Since the beginning of the 21st century, engineers have progressively added game review technology into the sports world. There are many opinions both for and against this situation.
For example, in 2001 rugby became a pioneer sport in the use of cameras to assist arbitration. By strategically positioning them on the field of play, it was possible to significantly minimize errors derived from the natural limitation of the human eye.
Considering the success of its incorporation in official competitions, other sports have also begun to adopt this technology. Tennis, volleyball, and hockey, for example, have quickly added cameras to optimize their arbitration system. Some years later, basketball and baseball also joined this list.

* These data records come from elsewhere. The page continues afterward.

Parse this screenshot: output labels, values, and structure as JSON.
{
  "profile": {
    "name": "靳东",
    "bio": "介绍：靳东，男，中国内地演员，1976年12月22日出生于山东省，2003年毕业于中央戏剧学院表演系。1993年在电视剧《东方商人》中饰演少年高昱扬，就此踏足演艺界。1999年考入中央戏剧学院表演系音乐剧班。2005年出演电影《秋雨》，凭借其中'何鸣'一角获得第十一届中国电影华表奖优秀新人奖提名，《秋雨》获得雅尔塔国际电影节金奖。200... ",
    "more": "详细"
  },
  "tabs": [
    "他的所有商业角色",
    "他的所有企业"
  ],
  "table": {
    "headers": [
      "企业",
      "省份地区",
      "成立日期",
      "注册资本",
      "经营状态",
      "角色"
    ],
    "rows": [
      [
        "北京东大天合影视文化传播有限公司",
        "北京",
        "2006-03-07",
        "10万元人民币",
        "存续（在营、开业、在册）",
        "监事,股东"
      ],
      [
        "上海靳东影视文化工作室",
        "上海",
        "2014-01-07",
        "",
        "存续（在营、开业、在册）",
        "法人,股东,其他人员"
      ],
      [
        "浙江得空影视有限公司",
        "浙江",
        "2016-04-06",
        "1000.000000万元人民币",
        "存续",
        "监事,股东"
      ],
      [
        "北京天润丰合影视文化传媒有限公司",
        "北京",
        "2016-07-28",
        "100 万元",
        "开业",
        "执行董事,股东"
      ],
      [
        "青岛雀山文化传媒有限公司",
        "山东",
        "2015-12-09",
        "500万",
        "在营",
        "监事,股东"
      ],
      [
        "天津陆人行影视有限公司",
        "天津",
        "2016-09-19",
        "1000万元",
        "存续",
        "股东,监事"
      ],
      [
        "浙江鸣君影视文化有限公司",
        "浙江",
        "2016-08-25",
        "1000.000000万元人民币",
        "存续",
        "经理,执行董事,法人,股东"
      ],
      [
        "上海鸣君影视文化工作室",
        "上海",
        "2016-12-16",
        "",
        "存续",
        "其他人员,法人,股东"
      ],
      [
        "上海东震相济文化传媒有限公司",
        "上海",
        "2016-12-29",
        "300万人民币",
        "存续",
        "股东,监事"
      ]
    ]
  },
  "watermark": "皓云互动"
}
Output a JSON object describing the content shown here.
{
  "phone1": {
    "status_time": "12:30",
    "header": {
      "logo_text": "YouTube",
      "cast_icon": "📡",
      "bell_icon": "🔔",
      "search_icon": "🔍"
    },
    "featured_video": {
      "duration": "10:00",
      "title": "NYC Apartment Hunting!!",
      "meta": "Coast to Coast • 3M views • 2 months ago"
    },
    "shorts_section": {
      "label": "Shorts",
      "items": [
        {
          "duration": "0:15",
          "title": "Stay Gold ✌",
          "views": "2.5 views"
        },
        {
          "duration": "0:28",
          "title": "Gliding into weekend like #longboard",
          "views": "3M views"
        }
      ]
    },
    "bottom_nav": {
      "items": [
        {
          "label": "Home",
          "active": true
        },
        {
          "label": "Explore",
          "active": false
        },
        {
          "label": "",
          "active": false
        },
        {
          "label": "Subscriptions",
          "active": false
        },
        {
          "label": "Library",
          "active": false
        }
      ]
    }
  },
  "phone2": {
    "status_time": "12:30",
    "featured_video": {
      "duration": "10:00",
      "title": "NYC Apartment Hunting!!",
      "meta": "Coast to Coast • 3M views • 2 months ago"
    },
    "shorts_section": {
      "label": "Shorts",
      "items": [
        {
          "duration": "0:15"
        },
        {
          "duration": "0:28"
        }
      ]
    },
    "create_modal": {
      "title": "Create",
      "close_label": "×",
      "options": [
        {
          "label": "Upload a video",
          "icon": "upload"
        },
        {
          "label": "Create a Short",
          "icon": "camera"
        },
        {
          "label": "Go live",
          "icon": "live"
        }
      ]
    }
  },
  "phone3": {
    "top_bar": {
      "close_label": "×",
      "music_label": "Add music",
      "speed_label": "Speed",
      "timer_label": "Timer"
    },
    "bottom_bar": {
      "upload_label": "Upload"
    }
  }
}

Although they’ve not been exempt from criticism, none of these incorporations has been as controversial as that of the VAR in soccer. But, why is there so much rejection of the combination of soccer and technology? Is it true that the play review system will end up subtracting authority from the referee?
VAR in soccer: exaggerated controversies and inappropriate handling
The VAR consists of the review of “doubtful” plays that are recorded through the network of cameras located on the playing field. The images are transmitted live to a monitoring room, where the video assistants are located.
These assistant judges must review the moves requested by the referee. Then, they’ll inform him about doubtful sets or infractions that go unnoticed by the human eye. This includes the review of goals, free throws or penalties, the “offside” positions, and expulsions. However, the ‘last word’ in arbitration would always be the responsibility of the principal arbitrator.
Because of this, in theory, experts didn’t invent the VAR to replace or subtract authority from the referees. Instead, the VAR should optimize its work and contribute to the effective application of sports justice in soccer.
In practice, inappropriate handling of the VAR really seems to impair the pace of the matches; rather than helping the referees, they end up exposing them to new distrust.
While it’s true that errors in the use of VAR are evident in many cases, all new technology requires time to be used optimally. Logically, it will be the task of FIFA and the soccer federations of each country to promote training for the referees to make the most out of this tool.
Soccer and technology must learn to live together, overcoming mistakes and adding experiences. In short, it’s about following the path to a fairer society, both on and off the field.